Let’s try to solve this using dynamic programming (DP). We could define \(dp[i, j]\) to be “the probability that the \(j\)-th person in the line will be the last person remaining, if there are \(i\) people in the line”. Base case: \(dp[1, 1] = 1\).

Let’s try to solve each \(dp[i, *]\) by increasing \(i\). The transition is relatively simple: \(dp[i, 1] = dp[i, i] / 2\), and \(dp[i, j] = (dp[i-1, j-1] + dp[i, j-1]) / 2\) for \(2 \le j \le i\).
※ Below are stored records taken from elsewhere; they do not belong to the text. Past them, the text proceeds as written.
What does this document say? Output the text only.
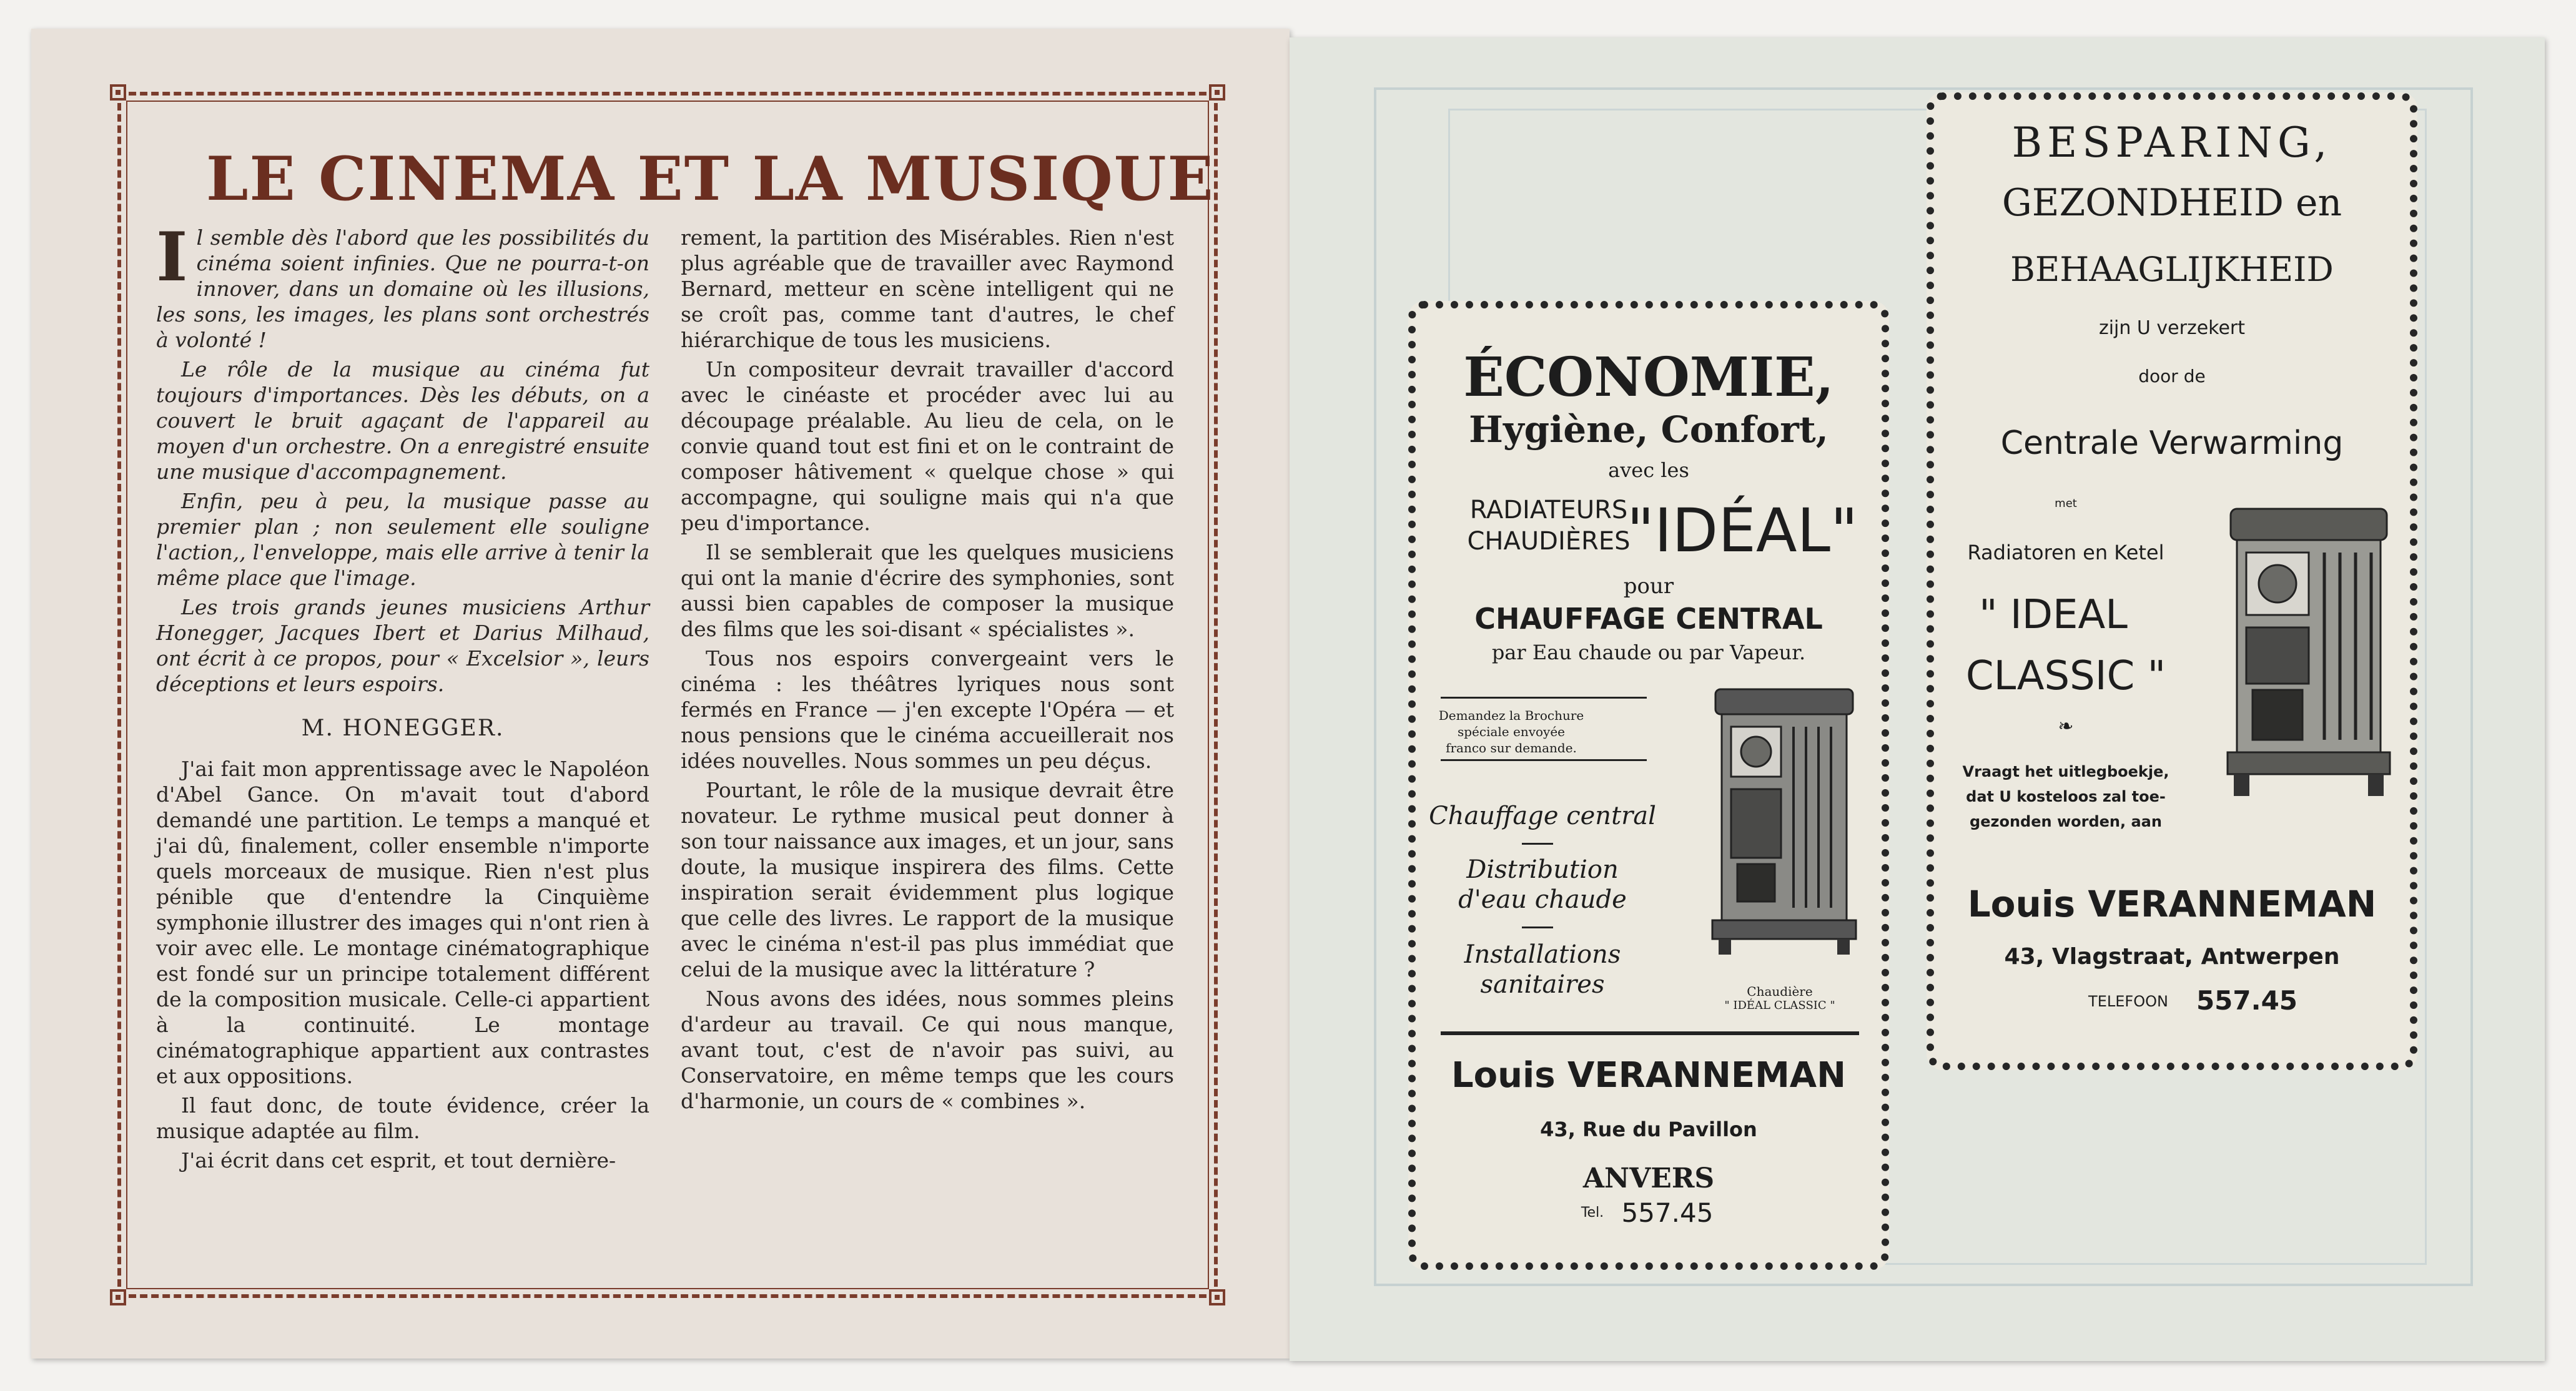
LE CINEMA ET LA MUSIQUE

Il semble dès l'abord que les possibilités du cinéma soient infinies. Que ne pourra-t-on innover, dans un domaine où les illusions, les sons, les images, les plans sont orchestrés à volonté !

Le rôle de la musique au cinéma fut toujours d'importances. Dès les débuts, on a couvert le bruit agaçant de l'appareil au moyen d'un orchestre. On a enregistré ensuite une musique d'accompagnement.

Enfin, peu à peu, la musique passe au premier plan ; non seulement elle souligne l'action,, l'enveloppe, mais elle arrive à tenir la même place que l'image.

Les trois grands jeunes musiciens Arthur Honegger, Jacques Ibert et Darius Milhaud, ont écrit à ce propos, pour « Excelsior », leurs déceptions et leurs espoirs.

M. HONEGGER.

J'ai fait mon apprentissage avec le Napoléon d'Abel Gance. On m'avait tout d'abord demandé une partition. Le temps a manqué et j'ai dû, finalement, coller ensemble n'importe quels morceaux de musique. Rien n'est plus pénible que d'entendre la Cinquième symphonie illustrer des images qui n'ont rien à voir avec elle. Le montage cinématographique est fondé sur un principe totalement différent de la composition musicale. Celle-ci appartient à la continuité. Le montage cinématographique appartient aux contrastes et aux oppositions.

Il faut donc, de toute évidence, créer la musique adaptée au film.

J'ai écrit dans cet esprit, et tout dernière-

rement, la partition des Misérables. Rien n'est plus agréable que de travailler avec Raymond Bernard, metteur en scène intelligent qui ne se croît pas, comme tant d'autres, le chef hiérarchique de tous les musiciens.

Un compositeur devrait travailler d'accord avec le cinéaste et procéder avec lui au découpage préalable. Au lieu de cela, on le convie quand tout est fini et on le contraint de composer hâtivement « quelque chose » qui accompagne, qui souligne mais qui n'a que peu d'importance.

Il se semblerait que les quelques musiciens qui ont la manie d'écrire des symphonies, sont aussi bien capables de composer la musique des films que les soi-disant « spécialistes ».

Tous nos espoirs convergeaint vers le cinéma : les théâtres lyriques nous sont fermés en France — j'en excepte l'Opéra — et nous pensions que le cinéma accueillerait nos idées nouvelles. Nous sommes un peu déçus.

Pourtant, le rôle de la musique devrait être novateur. Le rythme musical peut donner à son tour naissance aux images, et un jour, sans doute, la musique inspirera des films. Cette inspiration serait évidemment plus logique que celle des livres. Le rapport de la musique avec le cinéma n'est-il pas plus immédiat que celui de la musique avec la littérature ?

Nous avons des idées, nous sommes pleins d'ardeur au travail. Ce qui nous manque, avant tout, c'est de n'avoir pas suivi, au Conservatoire, en même temps que les cours d'harmonie, un cours de « combines ».

ÉCONOMIE,
Hygiène, Confort,
avec les
RADIATEURS
CHAUDIÈRES
"IDÉAL"
pour
CHAUFFAGE CENTRAL
par Eau chaude ou par Vapeur.
Demandez la Brochure
spéciale envoyée
franco sur demande.
Chauffage central
Distribution
d'eau chaude
Installations
sanitaires	Chaudière
" IDÉAL CLASSIC "
Louis VERANNEMAN
43, Rue du Pavillon
ANVERS
Tel. 557.45
BESPARING,
GEZONDHEID en
BEHAAGLIJKHEID
zijn U verzekert
door de
Centrale Verwarming
met
Radiatoren en Ketel
" IDEAL
CLASSIC "
❧
Vraagt het uitlegboekje,
dat U kosteloos zal toe-
gezonden worden, aan
Louis VERANNEMAN
43, Vlagstraat, Antwerpen
TELEFOON	557.45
One issue that comes up is that the transitions form a cycle, which is usual in probability problems involving an indefinitely-repeating process. We could solve that issue by defining a variable \(x := dp[i, 1]\), that way we could calculate the rest of \(dp[i, *]\) via equations of the form \(dp[i, j] = ax + b\). Once we have done so, we can then find an equation for \(dp[i, 1]\), and use this to solve for \(x\), and thus find definite values for all \(dp[i, *]\).

The problem is thus solved in \(O(N^2)\).

Bonus exercise: Prove that under the problem constraints, whenever you solve \(x = ax + b \implies x = \large\frac b {1-a}\), that \(1-a \not\equiv 0 \pmod {998244353}\), which would otherwise cause issues with performing such a division with modular residues.